RESULTS: Reference limits for clinical use for females to 25 years and males to 18 years, based on the weighted mean reference data, are presented. Ten studies contributed to the pooled analysis. The proposed reference limits are identical for males and females <9 years age, prior to the pubertal growth spurt. For β-CTX, the weighted mean reference limits showed relatively constant values during the pre-pubertal years but a marked increase during puberty before a rapid decline towards adult values. Those for P1NP showed high values declining rapidly in the first 2 years of life, followed by a modest increase during early puberty. Limited published information for late adolescent and young adult subjects was noted.

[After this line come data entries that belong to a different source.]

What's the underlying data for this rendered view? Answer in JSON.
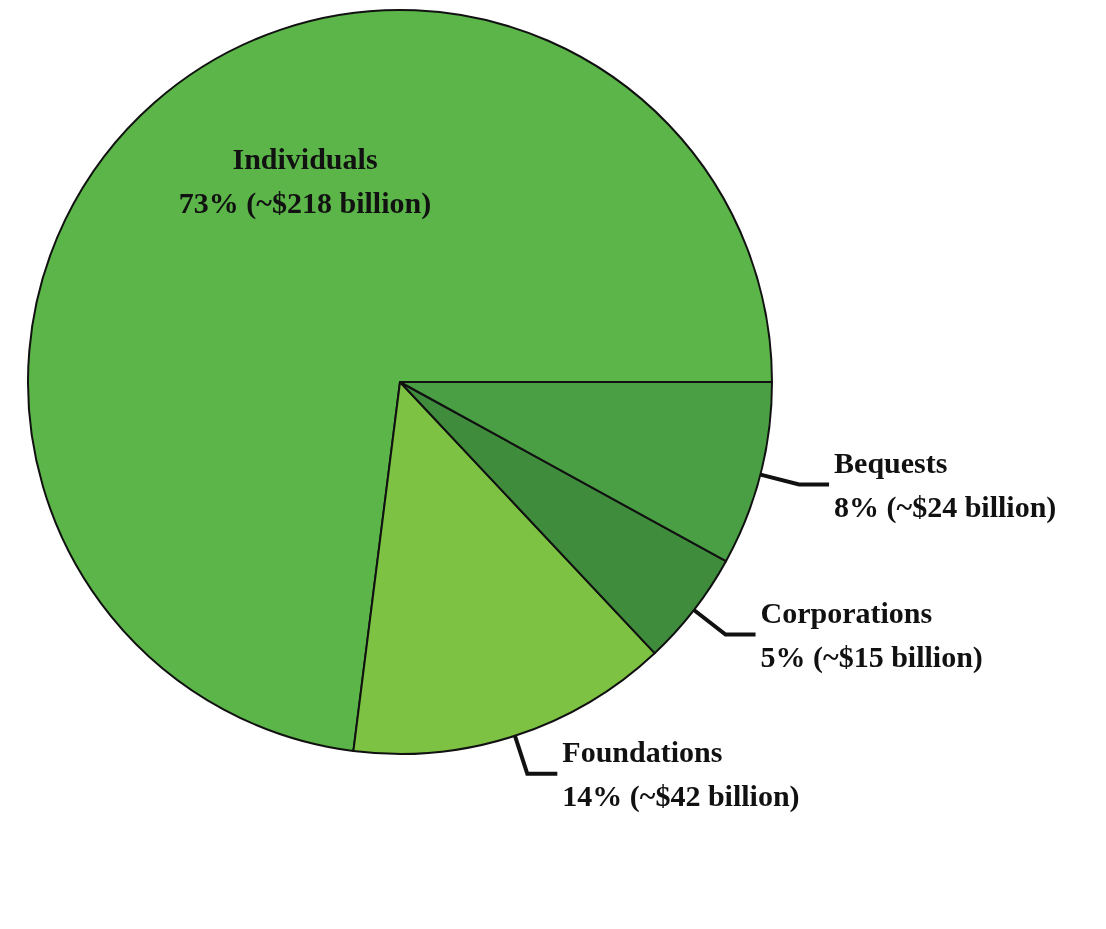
{
  "chart_data": {
    "type": "pie",
    "categories": [
      "Individuals",
      "Foundations",
      "Corporations",
      "Bequests"
    ],
    "values": [
      73,
      14,
      5,
      8
    ],
    "value_labels": [
      "73% (~$218 billion)",
      "14% (~$42 billion)",
      "5% (~$15 billion)",
      "8% (~$24 billion)"
    ],
    "colors": [
      "#5bb548",
      "#7dc242",
      "#3e8c3c",
      "#4a9f45"
    ],
    "legend": false
  }
}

CONCLUSIONS: The proposed reference intervals may be useful for clinical laboratories reporting these bone turnover markers measured by the Roche assays.
摘要:
目的:最近发表了几项研究中儿童和青少年血浆P1NP和β-CTX的参考区间。这项研究的目的是将可用数据组合成一组参考间隔,以供临床实验室使用。
方法:对报告婴儿血浆P1NP和β-CTX参考区间的主要研究进行系统文献检索,儿童和青少年使用罗氏方法进行。提取了参考限值。每一年的年龄,计算了平均参考上限和下限,根据每个研究中的受试者数量加权,并与年龄作对。建议的参考限值是从加权平均值数据中得出的,年龄划分是实用的。
结果:女性至25岁,男性至18岁的临床使用参考限值,基于加权平均参考数据,被呈现。十项研究为汇总分析做出了贡献。对于9岁以下的男性和女性,建议的参考限值相同,在青春期生长突增之前。对于β-CTX,加权平均参考限值在青春期前显示相对恒定的值,但在青春期期间显著增加,然后快速下降至成人值.P1NP的那些在生命的前2年表现出快速下降的高值,随后在青春期早期适度增加。注意到晚期青少年和年轻成人受试者的发布信息有限。
结论:建议的参考区间可能对临床实验室报告这些通过罗氏试验测量的骨转换标志物有用。
方法:对报告婴儿血浆P1NP和β-CTX参考区间的主要研究进行系统文献检索,儿童和青少年使用罗氏方法进行。提取了参考限值。每一年的年龄,计算了平均参考上限和下限,根据每个研究中的受试者数量加权,并与年龄作对。建议的参考限值是从加权平均值数据中得出的,年龄划分是实用的。
结果:女性至25岁,男性至18岁的临床使用参考限值,基于加权平均参考数据,被呈现。十项研究为汇总分析做出了贡献。对于9岁以下的男性和女性,建议的参考限值相同,在青春期生长突增之前。对于β-CTX,加权平均参考限值在青春期前显示相对恒定的值,但在青春期期间显著增加,然后快速下降至成人值.P1NP的那些在生命的前2年表现出快速下降的高值,随后在青春期早期适度增加。注意到晚期青少年和年轻成人受试者的发布信息有限。
结论:建议的参考区间可能对临床实验室报告这些通过罗氏试验测量的骨转换标志物有用。